The one positive outcome of this misbegotten process is the slow rise of smart environmental commentary as more and more reporters and commentators see the treaty farce for what it is. Recent articles in the FT and the Economist are notable for their focus on approaches to environmental problems that don’t depend on top down, state-heavy interventions. At the Globe and Mail in Canada, Margaret Wente makes some strong points, even if she does quote irresponsible hotheads like yours truly. My old CFR colleague Michael Levi is making some important and interesting points on his lively, well informed blog. Belatedly, the more intelligent environmentalists seem to be warming to a shift away from the effort to impose a top down, state driven and ham-fisted approach via an expensive and unratifiable treaty to a variety of smaller scale, more tightly focused ideas that depend more on local initiatives and the private sector.

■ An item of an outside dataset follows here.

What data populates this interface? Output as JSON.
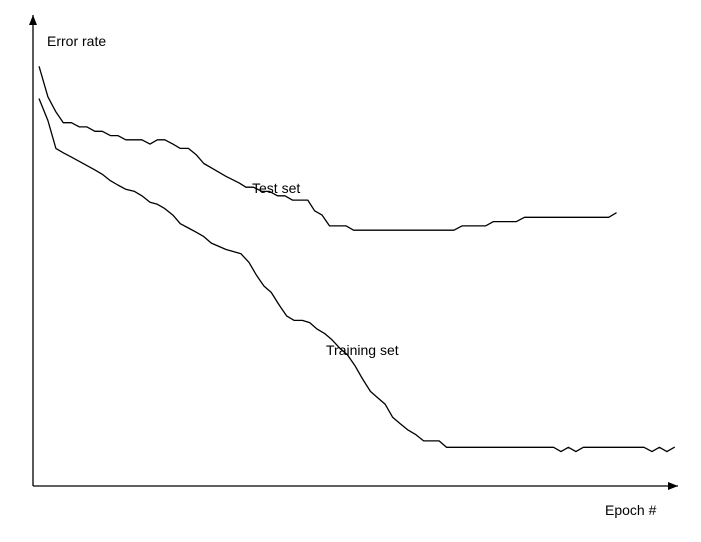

Son of Kyoto (like the Kyoto Protocol itself) has never been anything but a huge diversion from the real conversations that need to take place. It has polarized debate and wasted time, and its demise leaves the world no closer to practical approaches to greenhouse gasses than we were a decade ago. An active and engaged reporter on the environmental beat would be putting together the full story of how this disaster took place, how much it cost, who the geniuses were who put it together — and attempting to estimate how much it all cost.
Our society desperately needs brave, imaginative, indefatigable journalists who are willing to follow important stories no matter who they threaten or offend. Let’s hope they turn up.